A preocupação com o fim de uma era não é nova. Em 24 de setembro de 2019, em seu relatório anual anterior à abertura do 74º Debate Geral da Assembleia Geral das Nações Unidas, o secretário-geral da ONU, António Guterres, escreveu que temia “a possibilidade de uma grande fratura: o mundo se dividindo em dois, com as duas maiores economias do mundo criando dois mundos separados e concorrentes, cada um com sua própria moeda dominante, regras comerciais e financeiras, suas próprias capacidades de internet e inteligência artificial e suas próprias estratégias geopolíticas e militares de soma zero”. É preciso destacar que a mesma cooperação que viabilizou a bilhões de pessoas ter acesso a produtos sofisticados, como o aparelho celular, também garantiu uma reação coordenada a desafios como a crise financeira de 2008. A diferença entre o que aconteceu lá atrás e o fiasco cooperativo da pandemia do novo coronavírus meros dez anos depois é gritante e vem gerando um alto custo em vidas. Entre numerosas iniciativas diplomáticas, é mesmo plausível que a invasão russa da Ucrânia represente o fim do G20, que reúne os líderes das principais potências do mundo para coordenar políticas globais.
Seria ingênuo pensar que o declínio das relações entre as duas maiores potências do mundo seja um processo reversível. Governos e empresas de todo o planeta precisam se preparar para um cenário que tende a piorar bastante e que incluirá escolhas difíceis o tempo inteiro.
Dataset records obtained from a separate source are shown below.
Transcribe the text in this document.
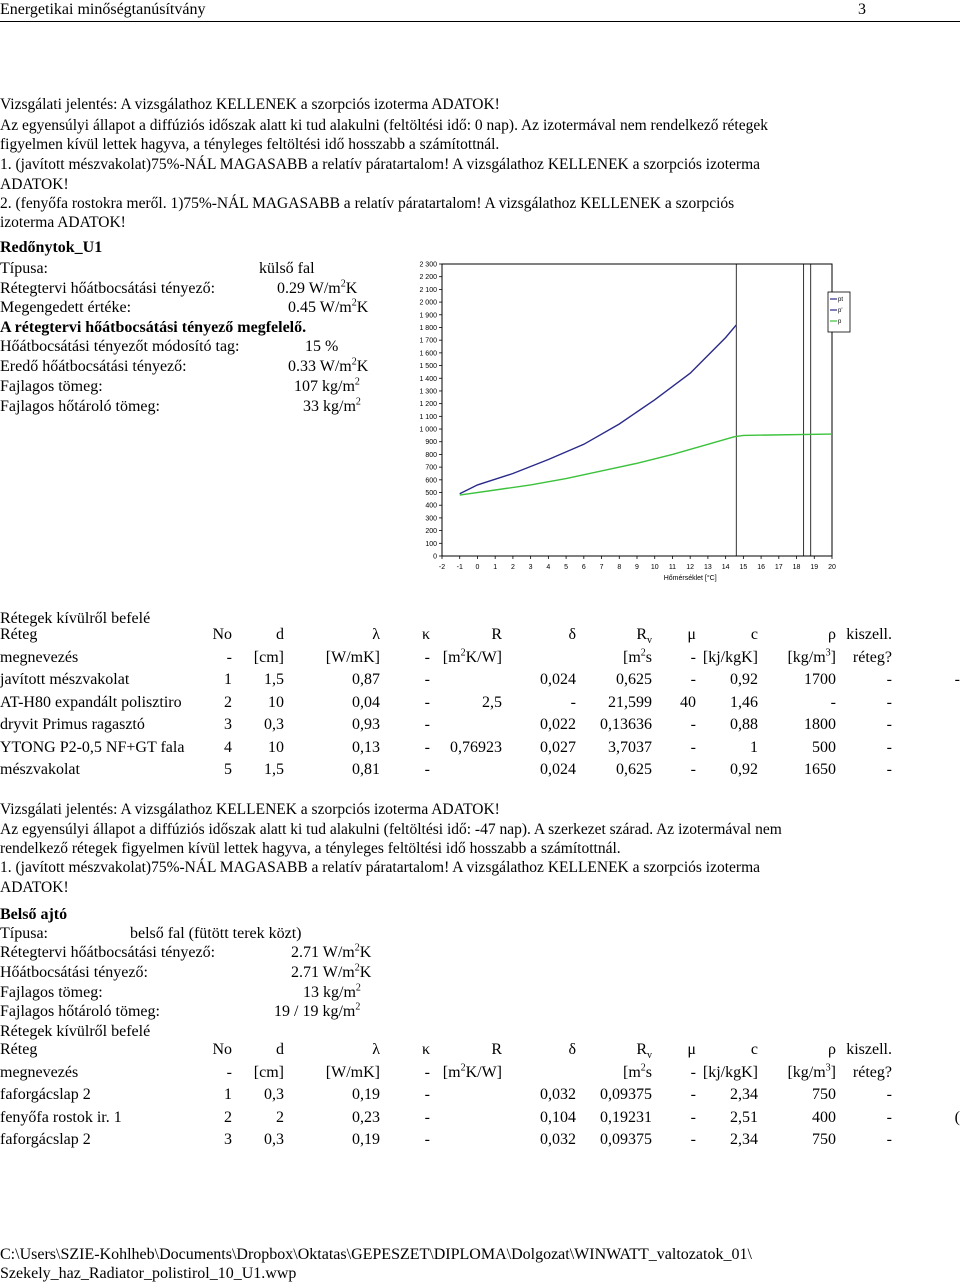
Energetikai minőségtanúsítvány	3
Vizsgálati jelentés: A vizsgálathoz KELLENEK a szorpciós izoterma ADATOK!
Az egyensúlyi állapot a diffúziós időszak alatt ki tud alakulni (feltöltési idő: 0 nap). Az izotermával nem rendelkező rétegek
figyelmen kívül lettek hagyva, a tényleges feltöltési idő hosszabb a számítottnál.
1. (javított mészvakolat)75%-NÁL MAGASABB a relatív páratartalom! A vizsgálathoz KELLENEK a szorpciós izoterma
ADATOK!
2. (fenyőfa rostokra meről. 1)75%-NÁL MAGASABB a relatív páratartalom! A vizsgálathoz KELLENEK a szorpciós
izoterma ADATOK!
Redőnytok_U1
Típusa:	külső fal
Rétegtervi hőátbocsátási tényező:	0.29 $W/m^2K$
Megengedett értéke:	0.45 $W/m^2K$
A rétegtervi hőátbocsátási tényező megfelelő.
Hőátbocsátási tényezőt módosító tag:	15 %
Eredő hőátbocsátási tényező:	0.33 $W/m^2K$
Fajlagos tömeg:	107 $kg/m^2$
Fajlagos hőtároló tömeg:	33 $kg/m^2$
0
100
200
300
400
500
600
700
800
900
1 000
1 100
1 200
1 300
1 400
1 500
1 600
1 700
1 800
1 900
2 000
2 100
2 200
2 300
-2 -1 0 1 2 3 4 5 6 7 8 9 10 11 12 13 14 15 16 17 18 19 20
Hőmérséklet [°C]
pt
p'
p
Rétegek kívülről befelé
Réteg	No	d	λ	κ	R	δ	$R_v$	μ	c	ρ	kiszell.	
megnevezés	-	[cm]	[W/mK]	-	$[m^2K/W]$		[$m^2s$	-	[kj/kgK]	$[kg/m^3]$	réteg?	
javított mészvakolat	1	1,5	0,87	-		0,024	0,625	-	0,92	1700	-	-
AT-H80 expandált polisztiro	2	10	0,04	-	2,5	-	21,599	40	1,46	-	-	
dryvit Primus ragasztó	3	0,3	0,93	-		0,022	0,13636	-	0,88	1800	-	
YTONG P2-0,5 NF+GT fala	4	10	0,13	-	0,76923	0,027	3,7037	-	1	500	-	
mészvakolat	5	1,5	0,81	-		0,024	0,625	-	0,92	1650	-	
Vizsgálati jelentés: A vizsgálathoz KELLENEK a szorpciós izoterma ADATOK!
Az egyensúlyi állapot a diffúziós időszak alatt ki tud alakulni (feltöltési idő: -47 nap). A szerkezet szárad. Az izotermával nem
rendelkező rétegek figyelmen kívül lettek hagyva, a tényleges feltöltési idő hosszabb a számítottnál.
1. (javított mészvakolat)75%-NÁL MAGASABB a relatív páratartalom! A vizsgálathoz KELLENEK a szorpciós izoterma
ADATOK!
Belső ajtó
Típusa:	belső fal (fütött terek közt)
Rétegtervi hőátbocsátási tényező:	2.71 $W/m^2K$
Hőátbocsátási tényező:	2.71 $W/m^2K$
Fajlagos tömeg:	13 $kg/m^2$
Fajlagos hőtároló tömeg:	19 / 19 $kg/m^2$
Rétegek kívülről befelé
Réteg	No	d	λ	κ	R	δ	$R_v$	μ	c	ρ	kiszell.	
megnevezés	-	[cm]	[W/mK]	-	$[m^2K/W]$		[$m^2s$	-	[kj/kgK]	$[kg/m^3]$	réteg?	
faforgácslap 2	1	0,3	0,19	-		0,032	0,09375	-	2,34	750	-	
fenyőfa rostok ir. 1	2	2	0,23	-		0,104	0,19231	-	2,51	400	-	(
faforgácslap 2	3	0,3	0,19	-		0,032	0,09375	-	2,34	750	-	
C:\Users\SZIE-Kohlheb\Documents\Dropbox\Oktatas\GEPESZET\DIPLOMA\Dolgozat\WINWATT_valtozatok_01\
Szekely_haz_Radiator_polistirol_10_U1.wwp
A dupla pressão que o governo Bolsonaro sofreu de Washington e de Pequim em relação à presença da Huawei no Brasil é apenas o começo, mas já vale como aperitivo do que está por vir. Da mesma forma, a invasão russa à Ucrânia mostra que o Brasil terá cada vez mais dificuldade em manter laços cordiais com todos os grandes polos de poder.
O resultado desse divórcio será uma economia mais “geopolitizada” e “localizada”, cenário no qual as multinacionais terão de estar constantemente atentas a riscos como guerras comerciais e tecnológicas. Como Mohamed A. El-Erian, economista da seguradora Allianz, argumenta, “o romance […] do mundo corporativo com cadeias globais de suprimentos (…) dará lugar a uma abordagem mais localizada” para minimizar a exposição ao risco geopolítico – como guerras comerciais e conflitos militares. Do lado dos governos, é provável que a disposição ao livre mercado caia bastante e que bloqueios de empresas e investimentos que afetem seus interesses nacionais se tornem corriqueiros. O resultado será um sistema econômico mundial menos eficiente (e portanto, com preços mais altos), menos inovador e com maior risco de conflitos políticos e militares. Parece ser o retorno da geopolítica e das tensões permanentes entre grandes potências – e o princípio do fim da globalização como a conhecíamos.